Networking has been the biggest area of growth and frustration. I am still shaky on the fundamentals, but each problem teaches me more.

The homelab subnet runs on 192.168.1.x, with the TP-Link RE505X WiFi extender acting as both DHCP and DNS gateway for the rack. It is a bit of a hacky solution, but it works for now.

LAN static IP settings

  • IP Address: 192.168.1.254
  • Subnet Mask: 255.255.255.0
  • Default Gateway: 192.168.1.1
  • Primary DNS: 192.168.1.2 Pi-hole
  • Secondary DNS: 1.1.1.1 Cloudflare

DHCP server enabled

  • IP Address Pool: 192.168.1.100 to 192.168.1.199
  • Address Lease Time: 1 minute testing
  • Default Gateway: 192.168.1.1
  • Primary DNS: 192.168.1.2 Pi-hole
  • Secondary DNS: 1.1.1.1 Cloudflare

Devices on the homelab subnet

  • pi01 at 192.168.1.2 Raspberry Pi running Pi-hole
  • pi02 at 192.168.1.3 Raspberry Pi running Tailscale
  • zima01 TBD ZimaBoard 2 planned for NAS
  • core01 TBD Proxmox host running VMs

This isolates the homelab from my main home network 192.168.0.x. Pi-hole handles DNS for the rack, while the WiFi extender acts as DHCP. The Netgear switch ties it all together.

Proxmox and running VMs

The Beelink Mini PC is running Proxmox, which has quickly become the heart of the homelab. Inside Proxmox I have set up a Kali Linux VM that I use for training and practicing against Hack The Box and TryHackMe labs. It is much smoother to spin up a dedicated VM inside my rack than to rely on my main laptop for everything.
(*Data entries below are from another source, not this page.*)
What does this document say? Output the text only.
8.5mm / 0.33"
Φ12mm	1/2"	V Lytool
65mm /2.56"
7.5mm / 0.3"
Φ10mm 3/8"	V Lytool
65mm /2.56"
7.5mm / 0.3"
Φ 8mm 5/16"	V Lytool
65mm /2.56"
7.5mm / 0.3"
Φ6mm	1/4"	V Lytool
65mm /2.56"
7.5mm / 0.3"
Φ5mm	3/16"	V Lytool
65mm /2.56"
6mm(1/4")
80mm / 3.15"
For now, my website moose.sh is still hosted on Linode. The plan is to eventually migrate it into the homelab once I am confident in the setup and hopefully I have the right security in place.

Wazuh SIEM on the roadmap

Wazuh SIEM is not running yet, but it is something I want to set up soon. Being able to monitor logs and events across the rack would give me a clearer picture of what is actually happening. It is one thing to know devices are running, but another to see who is talking to what and where traffic is going.

I expect Wazuh to be another challenge, but hopefully one that pays off with better visibility and another layer of learning.

Lessons learned so far

  • Networking is harder than I thought, but every failure teaches me more
  • Proxmox is smoother than expected and makes VMs feel powerful
  • Even a small rack setup feels like a big step toward learning real infrastructure
  • Documenting the process is valuable, it shows how much I am figuring out along the way

Next steps

The upgrade I am most excited about is the ZimaBoard 2, which will be my first NAS. I plan to migrate files off multiple cloud services into my own storage, saving money and gaining control. From there, I will add a UPS for power stability, external backups, and a firewall box to lock everything down.

Long term, I would love to build out a second rack in my office. For now, this DeskPi rack is the start of something that I can keep adding to, breaking, and fixing.

This is only part one. The rack will evolve a lot from here, and I will keep documenting the progress.